Seine Mutter Marianne Haas, von der das Buch in entwaffnend ehrlicher Weise handelt, wurde vierundneunzig Jahre alt, und ihre größte Sehnsucht blieb unerfüllt, nämlich der Wunsch nach einer Grundbucheintragung von Eigentum, ein Stück Land, ein Haus, eine Wohnung für sich selbst zu erwerben. "Eigentum" erzählt in eindringlicher Weise von diesem unerfüllten Begehren, belegt die Unerreichbarkeit eines simplen Wunsches für eine in einfachen Verhältnissen aufgewachsene österreichische Frau vom Land. Im Kern geht es um Selbstbestimmung und liberale Freiheitsideologie.
"Freiheit und Eigentum" lauten die großen Verfassungsversprechen bürgerlicher Gesellschaften. Oft Zwillingsformel in der politischen Theorie, bezeichnen sie höchste Rechte des Individuums. Ihre Pointe war die absolute Geltung gegen den Staat und gegen Dritte. In Reinhart Kosellecks "Geschichtlichen Grundbegriffen" verfasste der Regensburger Jurist Dieter Schwab vor mehr als fünfzig Jahren den instruktiven Eintrag "Eigentum", der dessen Dimensionen politischer Herrschaft und bürgerlicher Freiheit klärt. Das ist immer noch lehrreich zu lesen und öffnet ein tieferes Verständnis jenes Zielworts des politischen Liberalismus. Denn Eigentum ist nicht nur eine Rechtsfigur, sondern hat außerrechtliche Bedeutungsebenen. Diese Sinngehalte reichen hinab bis in die kleinräumigen, bäuerlichen Verhältnisse, wo Grundeigentum der Anfang jeder Selbstbestimmung geblieben ist. Und heute mündete es in die katastrophale Flächenversiegelung auf dem Land.

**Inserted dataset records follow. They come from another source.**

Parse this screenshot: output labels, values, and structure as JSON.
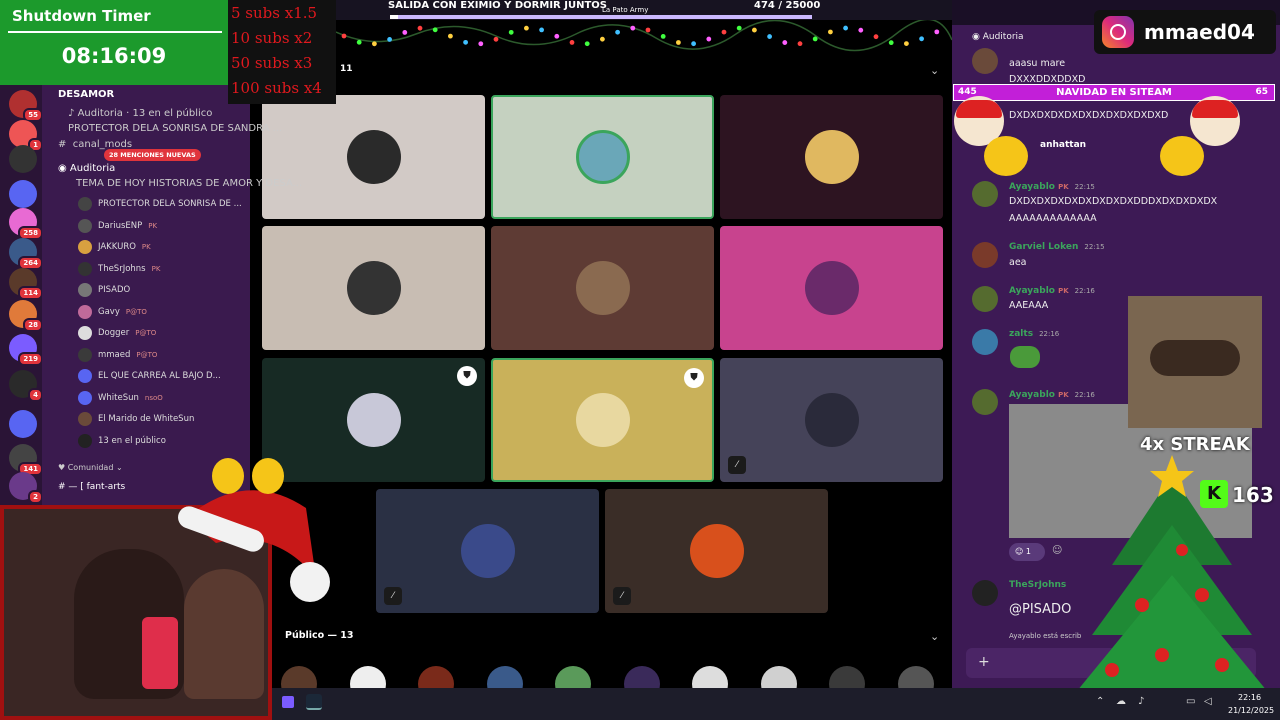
{
  "timer": {
    "title": "Shutdown Timer",
    "value": "08:16:09"
  },
  "subs": [
    "5 subs x1.5",
    "10 subs x2",
    "50 subs x3",
    "100 subs x4"
  ],
  "goal": {
    "title": "SALIDA CON EXIMIO Y DORMIR JUNTOS",
    "subtitle": "La Pato Army",
    "count": "474  / 25000",
    "progress": 0.019
  },
  "server_badges": [
    "55",
    "1",
    "258",
    "264",
    "114",
    "28",
    "219",
    "4",
    "141",
    "2"
  ],
  "channels": {
    "category": "DESAMOR",
    "auditoria_small": "Auditoria",
    "in_public_small": "13 en el público",
    "protector_small": "PROTECTOR DELA SONRISA DE SANDRA ...",
    "canal": "canal_mods",
    "mentions_badge": "28 MENCIONES NUEVAS",
    "auditoria": "Auditoria",
    "topic": "TEMA DE HOY HISTORIAS DE AMOR Y DESA...",
    "members": [
      {
        "name": "PROTECTOR DELA SONRISA DE ...",
        "tag": ""
      },
      {
        "name": "DariusENP",
        "tag": "PK"
      },
      {
        "name": "JAKKURO",
        "tag": "PK"
      },
      {
        "name": "TheSrJohns",
        "tag": "PK"
      },
      {
        "name": "PISADO",
        "tag": ""
      },
      {
        "name": "Gavy",
        "tag": "P@TO"
      },
      {
        "name": "Dogger",
        "tag": "P@TO"
      },
      {
        "name": "mmaed",
        "tag": "P@TO"
      },
      {
        "name": "EL QUE CARREA AL BAJO D...",
        "tag": ""
      },
      {
        "name": "WhiteSun",
        "tag": "nsoO"
      },
      {
        "name": "El Marido de WhiteSun",
        "tag": ""
      },
      {
        "name": "13 en el público",
        "tag": ""
      }
    ],
    "comunidad": "Comunidad",
    "fant_arts": "fant-arts"
  },
  "stage": {
    "speakers_count": "11",
    "public_label": "Público — 13"
  },
  "tile_colors": [
    "#d2cac6",
    "#c5d1c0",
    "#2d1421",
    "#c8bdb3",
    "#5e3b34",
    "#c8438e",
    "#172a24",
    "#c9b15a",
    "#454359",
    "#2a3044",
    "#3a2d27"
  ],
  "public_colors": [
    "#5a3a2a",
    "#eeeeee",
    "#7a2a1a",
    "#3a5a8a",
    "#5a9a5a",
    "#3a2a5a",
    "#dddddd",
    "#d0d0d0",
    "#3a3a3a",
    "#555555",
    "#f0f0f0"
  ],
  "chat": {
    "header": "Auditoria",
    "msg1": "aaasu mare",
    "msg2": "DXXXDDXDDXD",
    "navidad": {
      "left": "445",
      "label": "NAVIDAD EN SITEAM",
      "right": "65"
    },
    "msg3": "DXDXDXDXDXDXDXDXDXDXDXD",
    "msg4_name": "anhattan",
    "msg5_name": "Ayayablo",
    "msg5_tag": "PK",
    "msg5_time": "22:15",
    "msg5_text": "DXDXDXDXDXDXDXDXDXDDDXDXDXDXDX",
    "msg5_text2": "AAAAAAAAAAAAA",
    "msg6_name": "Garviel Loken",
    "msg6_time": "22:15",
    "msg6_text": "aea",
    "msg7_name": "Ayayablo",
    "msg7_tag": "PK",
    "msg7_time": "22:16",
    "msg7_text": "AAEAAA",
    "msg8_name": "zalts",
    "msg8_time": "22:16",
    "msg9_name": "Ayayablo",
    "msg9_tag": "PK",
    "msg9_time": "22:16",
    "reaction_count": "1",
    "msg10_name": "TheSrJohns",
    "msg10_text": "@PISADO",
    "typing": "Ayayablo está escrib"
  },
  "instagram": {
    "handle": "mmaed04"
  },
  "streak": {
    "label": "4x STREAK",
    "count": "163"
  },
  "taskbar": {
    "time": "22:16",
    "date": "21/12/2025"
  }
}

Eigentum machte in der entstehenden bürgerlichen Gesellschaft mündig - politisch und wirtschaftlich. Es beruhte auf Arbeit, aber dieses Versprechen konnte auch ins Leere laufen. Diese Frustration hat ihre privaten und politischen Seiten. Bei Wolf Haas kann man erfahren, wie einer Frau aus der ländlichen österreichischen Gesellschaft, geboren 1923 in der Hyperinflation der Zwischenkriegszeit, trotz eisernen Willens, Tüchtigkeit und lebensweltlicher Klugheit die Verwirklichung dieser Freiheit versagt bleibt. Seine Mutter, geboren als Maria Anna Mayer, ist erst Hausmädchen, wird Serviererin, macht Hotelfachschule, kellnert im Ausland und Inland. Weil es keine Rotweingläser gibt, übt man das Kellnern mit Zetteln, auf denen "Rotweinglas" steht. Sie spart, sammelt Informationen über Aussichten für Grunderwerb. Der Sohn ist ihr Ohrenzeuge und hört von klein auf ihr Mantra "Arbeit, Arbeit, Arbeit", und Sorgen, Sorgen, Sorgen bereiten in ihrem Leben die Männer und die Inflation.

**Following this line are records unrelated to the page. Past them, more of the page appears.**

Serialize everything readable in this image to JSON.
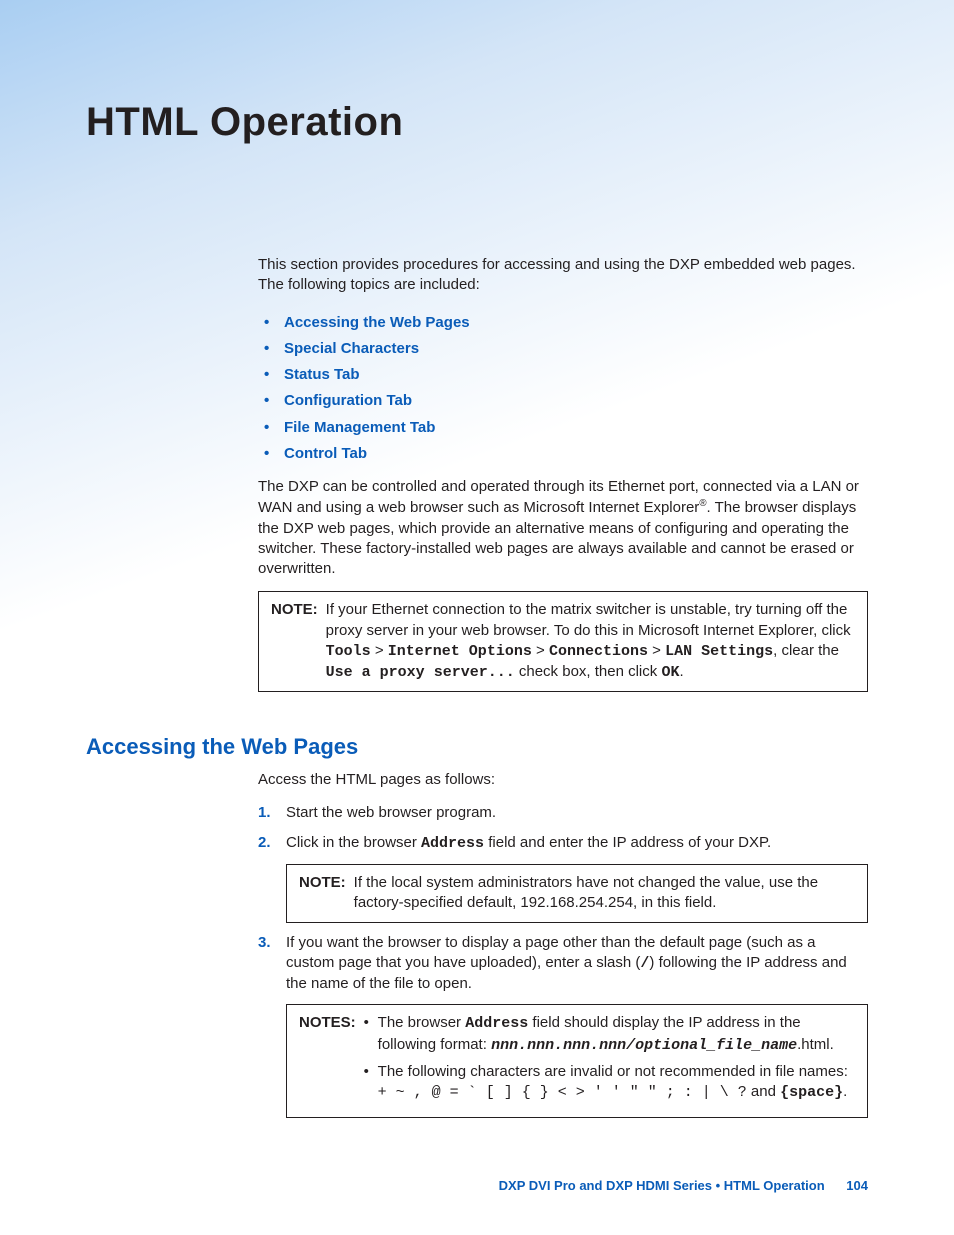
{
  "title": "HTML Operation",
  "intro": "This section provides procedures for accessing and using the DXP embedded web pages. The following topics are included:",
  "toc": [
    "Accessing the Web Pages",
    "Special Characters",
    "Status Tab",
    "Configuration Tab",
    "File Management Tab",
    "Control Tab"
  ],
  "para1_a": "The DXP can be controlled and operated through its Ethernet port, connected via a LAN or WAN and using a web browser such as Microsoft Internet Explorer",
  "para1_reg": "®",
  "para1_b": ". The browser displays the DXP web pages, which provide an alternative means of configuring and operating the switcher. These factory-installed web pages are always available and cannot be erased or overwritten.",
  "note1": {
    "label": "NOTE:",
    "pre": "If your Ethernet connection to the matrix switcher is unstable, try turning off the proxy server in your web browser. To do this in Microsoft Internet Explorer, click ",
    "m1": "Tools",
    "gt1": " > ",
    "m2": "Internet Options",
    "gt2": " > ",
    "m3": "Connections",
    "gt3": " > ",
    "m4": "LAN Settings",
    "mid": ", clear the ",
    "m5": "Use a proxy server...",
    "mid2": " check box, then click ",
    "m6": "OK",
    "end": "."
  },
  "h2": "Accessing the Web Pages",
  "access_intro": "Access the HTML pages as follows:",
  "step1": "Start the web browser program.",
  "step2_a": "Click in the browser ",
  "step2_m": "Address",
  "step2_b": " field and enter the IP address of your DXP.",
  "note2": {
    "label": "NOTE:",
    "text": "If the local system administrators have not changed the value, use the factory-specified default, 192.168.254.254, in this field."
  },
  "step3_a": "If you want the browser to display a page other than the default page (such as a custom page that you have uploaded), enter a slash (",
  "step3_m": "/",
  "step3_b": ") following the IP address and the name of the file to open.",
  "notes3": {
    "label": "NOTES:",
    "b1_a": "The browser ",
    "b1_m1": "Address",
    "b1_b": " field should display the IP address in the following format: ",
    "b1_m2": "nnn.nnn.nnn.nnn/optional_file_name",
    "b1_c": ".html.",
    "b2_a": "The following characters are invalid or not recommended in file names:",
    "b2_m": "+ ~ , @ = ` [ ] { } < > ' ' \" \" ; : | \\ ?",
    "b2_b": " and ",
    "b2_m2": "{space}",
    "b2_c": "."
  },
  "footer": {
    "text": "DXP DVI Pro and DXP HDMI Series • HTML Operation",
    "page": "104"
  }
}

Politische Teilhabe will Marianne Haas eigentlich nicht erwerben, aber es ist eine seltsame Ironie der ländlichen Sprache ihrer Herkunft, dass das Bauerngut im örtlichen Salzburger Dialekt "Lehen" genannt wird (ausgesprochen: Lechn). Denn genau darin bildet sich auch eine Herrschaftsdimension in seinen feudal-mittelalterlichen Ursprüngen ab, die dem Eigentum innewohnt. Grundherrschaft ist in dieser semantischen Variante auch eine Herrschaft über Menschen, nicht nur über Sachen, in der es öffentlich-rechtliche Befugnisse gibt.

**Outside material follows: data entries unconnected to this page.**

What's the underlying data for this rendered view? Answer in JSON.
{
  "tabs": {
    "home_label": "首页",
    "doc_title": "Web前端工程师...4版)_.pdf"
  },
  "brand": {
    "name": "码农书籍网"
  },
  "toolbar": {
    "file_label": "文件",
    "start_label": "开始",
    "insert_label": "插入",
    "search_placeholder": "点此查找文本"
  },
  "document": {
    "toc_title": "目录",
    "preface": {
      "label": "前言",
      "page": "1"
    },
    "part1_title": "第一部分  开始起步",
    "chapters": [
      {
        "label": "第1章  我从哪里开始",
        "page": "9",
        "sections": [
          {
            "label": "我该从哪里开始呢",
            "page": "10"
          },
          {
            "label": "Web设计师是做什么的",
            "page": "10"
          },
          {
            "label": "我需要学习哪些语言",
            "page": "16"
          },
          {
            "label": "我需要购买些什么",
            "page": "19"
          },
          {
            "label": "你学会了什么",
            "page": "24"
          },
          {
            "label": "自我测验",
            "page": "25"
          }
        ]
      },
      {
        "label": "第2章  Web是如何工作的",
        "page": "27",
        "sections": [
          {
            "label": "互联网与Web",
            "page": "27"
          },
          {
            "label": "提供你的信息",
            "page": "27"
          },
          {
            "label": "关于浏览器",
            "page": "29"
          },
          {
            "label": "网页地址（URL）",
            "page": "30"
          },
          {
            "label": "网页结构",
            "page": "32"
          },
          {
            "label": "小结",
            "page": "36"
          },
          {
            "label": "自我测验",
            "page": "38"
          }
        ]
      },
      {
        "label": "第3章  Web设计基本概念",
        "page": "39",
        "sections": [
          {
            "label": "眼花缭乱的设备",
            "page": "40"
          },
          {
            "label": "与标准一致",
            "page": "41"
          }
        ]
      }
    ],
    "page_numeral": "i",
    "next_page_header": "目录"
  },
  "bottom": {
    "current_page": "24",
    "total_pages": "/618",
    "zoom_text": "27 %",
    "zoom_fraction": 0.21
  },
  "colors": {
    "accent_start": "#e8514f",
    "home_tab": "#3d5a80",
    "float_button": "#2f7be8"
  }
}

Das Eigentumsverständnis der bürgerlichen Gesellschaft ist nüchterner und sehnt sich nach prinzipieller Freiheit durch Individualeigentum als einer politischen Schöpfung. Ihr Grund ist die menschliche Personalität, ihr Ausfluss eine beliebige Verfügungsgewalt über Sachen. Die Sozialbindung wird erst später entdeckt, und sie bleibt merkwürdig schwach ausgeprägt, verglichen mit dem vorgängigen Prinzip der Unantastbarkeit des Eigentums und seiner Ungebundenheit sowie der beliebigen Verfügungsgewalt des Eigentümers. Man kann sich vorstellen, dass für jeden Mann, in seiner Unerreichbarkeit mehr noch aber für Frauen, Grundeigentum ein Sehnsuchtswort war, in dem sich größere, symbolische Ambitionen spiegelten.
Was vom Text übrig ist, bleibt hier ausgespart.